Artificial Neural Networks (ANN) is a supervised learning system built of a large number of simple elements, called neurons or perceptrons. Each neuron can make simple decisions, and feeds those decisions to other neurons, organized in interconnected layers. Together, the neural network can emulate almost any function, and answer practically any question, given enough training samples and computing power. A “shallow” neural network has only three layers of neurons:
- An input layer that accepts the independent variables or inputs of the model
- One hidden layer
- An output layer that generates predictions
A Deep Neural Network (DNN) has a similar structure, but it has two or more “hidden layers” of neurons that process inputs. Goodfellow, Bengio and Courville showed that while shallow neural networks are able to tackle complex problems, deep learning networks are more accurate, and improve in accuracy as more neuron layers are added. Additional layers are useful up to a limit of 9-10, after which their predictive power starts to decline. Today most neural network models and implementations use a deep network of between 3-10 neuron layers.
The Basics of Artificial Neural Networks
Inputs – Source data fed into the neural network, with the goal of making a decision or prediction about the data. Inputs to a neural network are typically a set of real values; each value is fed into one of the neurons in the input layer.

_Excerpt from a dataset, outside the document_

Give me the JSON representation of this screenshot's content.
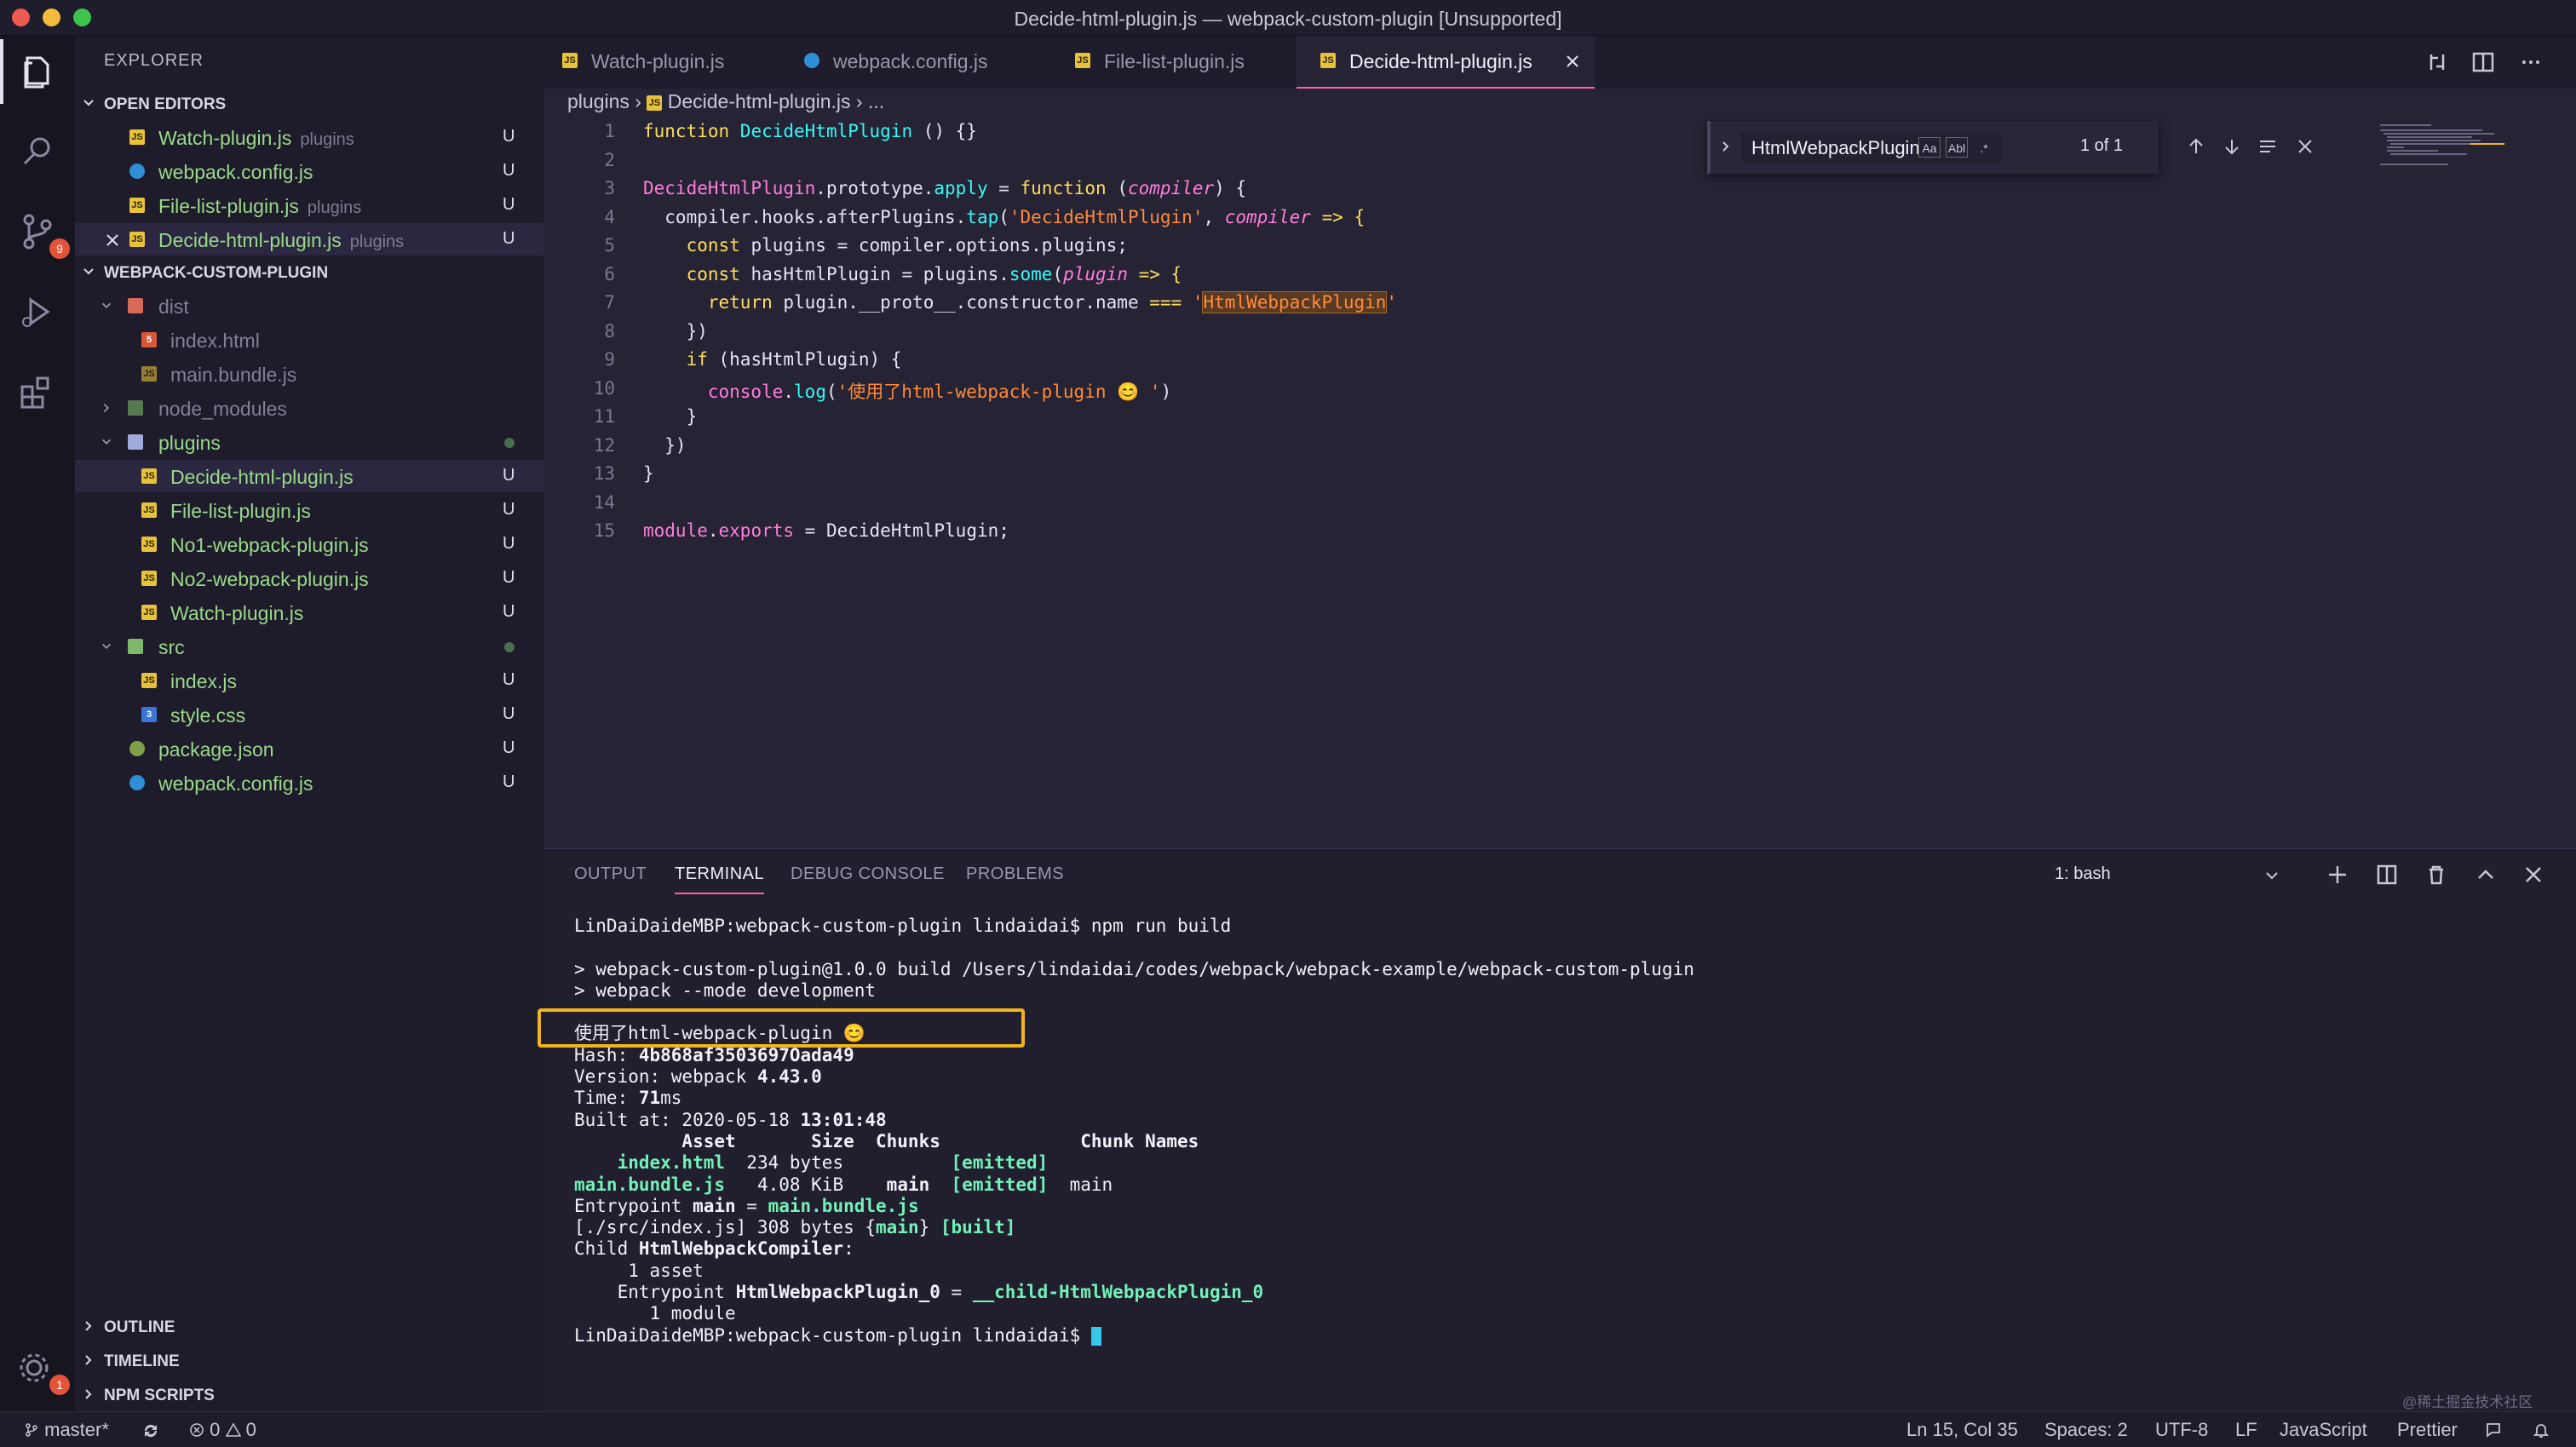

Training Set – A set of inputs for which the correct outputs are known, used to train the neural network.
Outputs – Neural networks generate their predictions in the form of a set of real values or boolean decisions. Each output value is generated by one of the neurons in the output layer.
Neuron/perceptron – The basic unit of the neural network. Accepts an input and generates a prediction. Each neuron accepts part of the input and passes it through the activation function. Common activation functions are sigmoid, TanH and ReLu. Activation functions help generate output values within an acceptable range, and their non-linear form is crucial for training the network.
Weight Space – Each neuron is given a numeric weight. The weights, together with the activation function, define each neuron’s output. Neural networks are trained by fine-tuning weights, to discover the optimal set of weights that generates the most accurate prediction.
Forward Pass – The forward pass takes the inputs, passes them through the network and allows each neuron to react to a fraction of the input. Neurons generate their outputs and pass them on to the next layer, until eventually the network generates an output.
Error Function – Defines how far the actual output of the current model is from the correct output. When training the model, the objective is to minimize the error function and bring output as close as possible to the correct value.
Backpropagation – In order to discover the optimal weights for the neurons, we perform a backward pass, moving back from the network’s prediction to the neurons that generated that prediction. This is called backpropagation. Backpropagation tracks the derivatives of the activation functions in each successive neuron, to find weights that brings the loss function to a minimum, which will generate the best prediction.
Bias and Variance – When training neural networks, like in other machine learning techniques, we try to balance between bias and variance. Bias measures how well the model fits the training set—able to correctly predict the known outputs of the training examples. Variance measures how well the model works with unknown inputs that were not available during training. Another meaning of bias is a bias neuron which is used in every layer of the neural network.
Hyperparameters – A hyperparameter is a setting that affects the structure or operation of the neural network. In real deep learning projects, tuning hyperparameters is the primary way to build a network that provides accurate predictions for a certain problem. Common hyperparameters include the number of hidden layers, the activation function, and how many times (epochs) training should be repeated.